Vlad Jovanovic, vice president of innovation at PSCU, told PYMNTS that credit unions will gain loyalty as they harness artificial intelligence to forge new use cases and personalized interactions with their retail and commercial clients.
“The enterprises that invest in building new experiences today [with the aid of AI] will stand to gain tremendous benefits to their ROI in the future,” he said.
He made his observations as part of the continuing “What’s Next in Payments” series, focused on generative AI.
Through the past decades, the initial forays into AI were limited by rules-based and statistical methods. Those methodologies have now given way to the deep learning techniques that generative AI models use today.
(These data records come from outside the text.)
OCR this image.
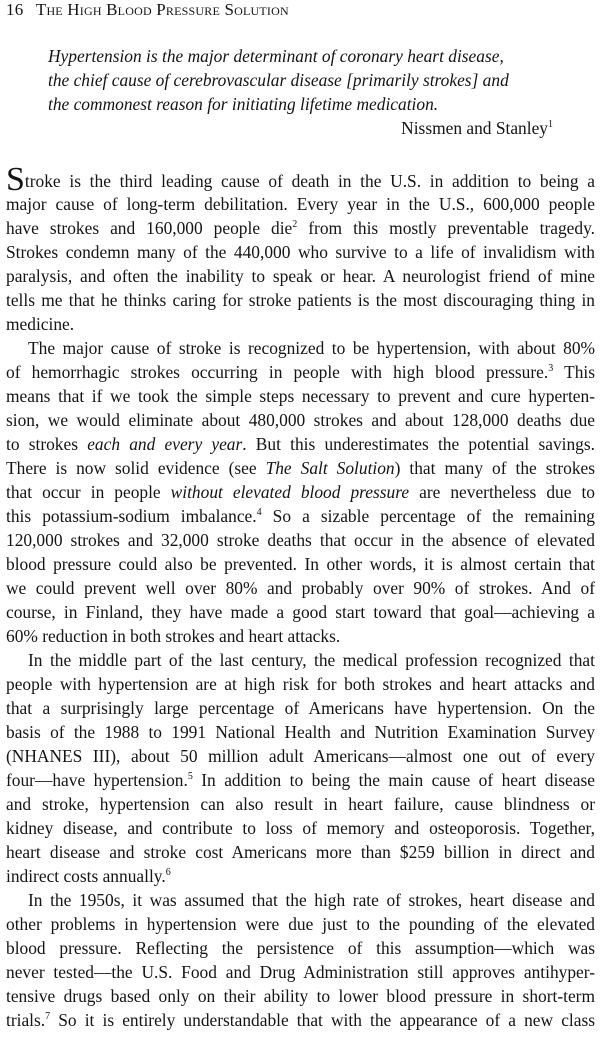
16 The High Blood Pressure Solution

Hypertension is the major determinant of coronary heart disease,

the chief cause of cerebrovascular disease [primarily strokes] and

the commonest reason for initiating lifetime medication.

Nissmen and Stanley$^1$
Stroke is the third leading cause of death in the U.S. in addition to being a
major cause of long-term debilitation. Every year in the U.S., 600,000 people
have strokes and 160,000 people die$^2$ from this mostly preventable tragedy.
Strokes condemn many of the 440,000 who survive to a life of invalidism with
paralysis, and often the inability to speak or hear. A neurologist friend of mine
tells me that he thinks caring for stroke patients is the most discouraging thing in
medicine.
The major cause of stroke is recognized to be hypertension, with about 80%
of hemorrhagic strokes occurring in people with high blood pressure.$^3$ This
means that if we took the simple steps necessary to prevent and cure hyperten-
sion, we would eliminate about 480,000 strokes and about 128,000 deaths due
to strokes each and every year. But this underestimates the potential savings.
There is now solid evidence (see The Salt Solution) that many of the strokes
that occur in people without elevated blood pressure are nevertheless due to
this potassium-sodium imbalance.$^4$ So a sizable percentage of the remaining
120,000 strokes and 32,000 stroke deaths that occur in the absence of elevated
blood pressure could also be prevented. In other words, it is almost certain that
we could prevent well over 80% and probably over 90% of strokes. And of
course, in Finland, they have made a good start toward that goal—achieving a
60% reduction in both strokes and heart attacks.
In the middle part of the last century, the medical profession recognized that
people with hypertension are at high risk for both strokes and heart attacks and
that a surprisingly large percentage of Americans have hypertension. On the
basis of the 1988 to 1991 National Health and Nutrition Examination Survey
(NHANES III), about 50 million adult Americans—almost one out of every
four—have hypertension.$^5$ In addition to being the main cause of heart disease
and stroke, hypertension can also result in heart failure, cause blindness or
kidney disease, and contribute to loss of memory and osteoporosis. Together,
heart disease and stroke cost Americans more than $259 billion in direct and
indirect costs annually.$^6$
In the 1950s, it was assumed that the high rate of strokes, heart disease and
other problems in hypertension were due just to the pounding of the elevated
blood pressure. Reflecting the persistence of this assumption—which was
never tested—the U.S. Food and Drug Administration still approves antihyper-
tensive drugs based only on their ability to lower blood pressure in short-term
trials.$^7$ So it is entirely understandable that with the appearance of a new class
Now, chatbots — ChatGPT most visibly among them — have demonstrated what Jovanovic said “is an enhanced ability to grasp nuances and generate creative content across diverse domains.”
In the business and financial services realms — and for credit unions — he said the opportunity is there to serve consumers in new, innovative and streamlined ways.
“There are a lot of efficiencies and new opportunities that we can gain with generative AI,” he said, adding that interactions with call centers and addressing consumer needs in real time can get a significant boost from AI.
“I’d love to see a future where we leverage personal AI assistants in all aspects of our workday,” he told PYMNTS. “Everything from critical decision-making to … even conversations like this.”
Behind the scenes, AI is finding wider adoption as a tool used to analyze transaction-level data, identifying patterns and eventually detecting anomalies that can uncover fraudulent activities, Jovanovic said.
“The ability to learn from historical data can enhance fraud prevention systems in real time,” he said.
The same transactional information and insight into spending patterns can help financial institutions craft powerful, personalized experiences delivered in the right context, at the right time, across voice and digital conduits, he added.
Beyond the promise and the excitement that surrounds AI’s use in the payments ecosystem, Jovanovic said that making those ambitions a reality is “somewhat constrained by the risks that are associated with the technology.”
There remain questions surrounding data collection processes and uses. There are still lingering impacts of so-called AI “hallucinations,” where the content and data returned by generative AI models are incorrect or misleading.
Jovanovic maintained that until more formal regulations emerge governing AI explicitly addressing security risks, the nascent technology will face hurdles when it comes to reaching its full potential within financial services.
In the year ahead, he told PYMNTS, the rise of open banking — particularly in the United States — will help govern how financial data is used and stored, through APIs and collaboration among stakeholders.
“Open banking in the U.S. is also going to boost competition for consumer relationships,” spurring financial intuitions and FinTechs to work closely together, he said. As the FedNow® Service gains more banking adherents, instant payments will be used in more retail and commercial transactions, in turn boosting the demand for AI-enhanced security.
“I believe we’re really only scratching the surface of the applicability and the use cases that we’ll actually see in the future,” he said.